The Association of Southeast Asian Nations and the current holder of its rotating chair, Cambodia, have welcomed some of the generals responsible for the Myanmar regime’s atrocities against its own people, who reject military rule.
Myanmar’s Chief of Military Security Affairs Lieutenant General Ye Win Oo attended the 19th ASEAN Military Intelligence Meeting (AMIM-19) in Phnom Penh on Tuesday, according to junta-run media. The meeting discussed the exchange of visits between ASEAN intelligence officers and the establishment of the ASEAN Military Intelligence Community.
On Thursday, the regime’s armed forces Chief of the General Staff General Maung Maung Aye, Chief of Staff (Army) Lieutenant General Moe Myint Tun and Lt-Gen Ye Win Oo joined the 19th ASEAN Chiefs of Defense Forces Meeting (ACDFM-19), the junta media said.
Myanmar has been in political and social turmoil since February last year when the military staged a coup against the country’s democratically elected National League for Democracy government led by Daw Aung San Suu Kyi. More than one year on, the takeover has been seriously resisted by the majority of the country’s people.
The regime has stopped at nothing to crush the opposition. It has sent battalions to bombard the resistance’s stronghold areas. Fighter jets have been called in to rain down bombs on civilian neighborhoods accused of harboring resistance fighters. Villages have been raided and torched, their residents shot down or killed regardless of their age. So far, the regime has killed at least 1,500 people, mostly for their anti-junta activism.

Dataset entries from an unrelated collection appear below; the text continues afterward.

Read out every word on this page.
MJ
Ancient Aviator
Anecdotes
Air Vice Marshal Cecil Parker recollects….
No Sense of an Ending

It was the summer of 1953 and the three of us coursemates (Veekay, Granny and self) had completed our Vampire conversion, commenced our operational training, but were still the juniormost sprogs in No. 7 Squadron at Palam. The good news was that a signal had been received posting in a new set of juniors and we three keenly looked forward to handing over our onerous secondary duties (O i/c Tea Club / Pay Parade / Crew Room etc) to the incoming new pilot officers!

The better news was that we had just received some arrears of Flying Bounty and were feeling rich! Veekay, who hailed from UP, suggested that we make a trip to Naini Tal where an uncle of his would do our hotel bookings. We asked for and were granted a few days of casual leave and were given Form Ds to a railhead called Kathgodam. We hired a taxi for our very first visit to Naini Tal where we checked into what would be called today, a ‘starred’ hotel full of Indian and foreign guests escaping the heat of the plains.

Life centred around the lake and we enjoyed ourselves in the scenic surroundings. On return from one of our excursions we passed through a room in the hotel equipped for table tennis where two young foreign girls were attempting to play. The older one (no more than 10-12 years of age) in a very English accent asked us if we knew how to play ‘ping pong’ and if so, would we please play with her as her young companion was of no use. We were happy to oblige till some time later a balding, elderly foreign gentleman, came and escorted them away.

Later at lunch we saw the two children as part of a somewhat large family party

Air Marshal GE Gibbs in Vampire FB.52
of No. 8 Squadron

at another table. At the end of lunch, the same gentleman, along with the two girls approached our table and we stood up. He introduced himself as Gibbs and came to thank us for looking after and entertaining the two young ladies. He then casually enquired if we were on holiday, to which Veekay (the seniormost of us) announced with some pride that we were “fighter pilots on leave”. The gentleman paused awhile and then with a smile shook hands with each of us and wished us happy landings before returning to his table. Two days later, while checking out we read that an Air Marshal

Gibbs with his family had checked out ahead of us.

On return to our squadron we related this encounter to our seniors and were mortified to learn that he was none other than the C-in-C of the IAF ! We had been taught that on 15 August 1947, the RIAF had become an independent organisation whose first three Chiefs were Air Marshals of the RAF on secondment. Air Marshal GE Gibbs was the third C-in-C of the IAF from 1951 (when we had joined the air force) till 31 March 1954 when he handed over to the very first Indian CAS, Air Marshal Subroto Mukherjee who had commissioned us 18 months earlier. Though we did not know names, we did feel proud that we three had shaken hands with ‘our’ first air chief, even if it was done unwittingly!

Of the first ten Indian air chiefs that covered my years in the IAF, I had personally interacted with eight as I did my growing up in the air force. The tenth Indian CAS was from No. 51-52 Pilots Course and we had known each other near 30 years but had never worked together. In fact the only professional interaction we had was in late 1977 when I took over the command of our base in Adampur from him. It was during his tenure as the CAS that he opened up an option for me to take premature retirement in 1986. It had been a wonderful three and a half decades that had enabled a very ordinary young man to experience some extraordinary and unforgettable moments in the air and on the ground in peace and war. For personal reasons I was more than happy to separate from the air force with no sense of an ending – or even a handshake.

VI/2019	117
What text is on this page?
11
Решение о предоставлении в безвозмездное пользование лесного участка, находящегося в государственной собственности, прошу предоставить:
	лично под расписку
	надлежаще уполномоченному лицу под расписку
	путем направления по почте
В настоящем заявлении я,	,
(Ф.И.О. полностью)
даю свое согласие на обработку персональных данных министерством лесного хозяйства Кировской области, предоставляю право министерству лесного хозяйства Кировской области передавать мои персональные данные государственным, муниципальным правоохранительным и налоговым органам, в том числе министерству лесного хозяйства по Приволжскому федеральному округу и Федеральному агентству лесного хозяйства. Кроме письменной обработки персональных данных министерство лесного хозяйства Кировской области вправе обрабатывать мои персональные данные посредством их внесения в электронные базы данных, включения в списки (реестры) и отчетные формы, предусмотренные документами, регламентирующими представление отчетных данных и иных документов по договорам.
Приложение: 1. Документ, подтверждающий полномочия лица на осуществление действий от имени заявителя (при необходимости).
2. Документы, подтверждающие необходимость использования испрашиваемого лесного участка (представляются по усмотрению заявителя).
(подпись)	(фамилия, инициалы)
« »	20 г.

While regime chief Min Aung Hlaing bears ultimate responsibility for the atrocities, the three generals who appeared at the ASEAN meetings this week have also played a role in the raids, torching and killings mentioned above. As the Chief of the General Staff of Army, Air and Navy, Gen. Maung Maung Aye shares in the guilt for the crimes that ground troops and air force personnel have committed. So does Lt-Gen Moe Myint Tun, the Chief of Staff of Army. Chief of Military Security Affairs Lt-Gen Ye Win Oo is no exception. His notorious military security affairs unit is the regime’s main apparatus for tracing resistance members by any means, including brutal raids on homes. Those who are detained undergo hellish and often deadly interrogations.
Since last year, ASEAN has tried to cool the situation in Myanmar, but its Five Point Consensus, which includes a call for the immediate cessation of violence in the country, has been largely ignored by the coup leader. In response, the regional bloc banned Min Aung Hlaing from attending its summits.
But while Min Aung Hlaing has been sidelined, his juniors are still allowed to join some meetings like the ones on Tuesday and Thursday, leading to criticism that ASEAN’s approach to the junta lacks consistency.
Cambodia is not helping in this regard. Its Prime Minister Hun Sen became the first national leader to personally meet Min Aung Hlaing after the coup, while others have shunned him. He dreamed of brokering a thaw in relations between the junta and ASEAN, but later admitted Myanmar’s regime had made no progress in resolving the crisis and said a solution was unlikely during the remainder of his year as chair.
However, Cambodia said early this month that the country’s foreign minister will go to Myanmar on Sunday as the ASEAN special envoy.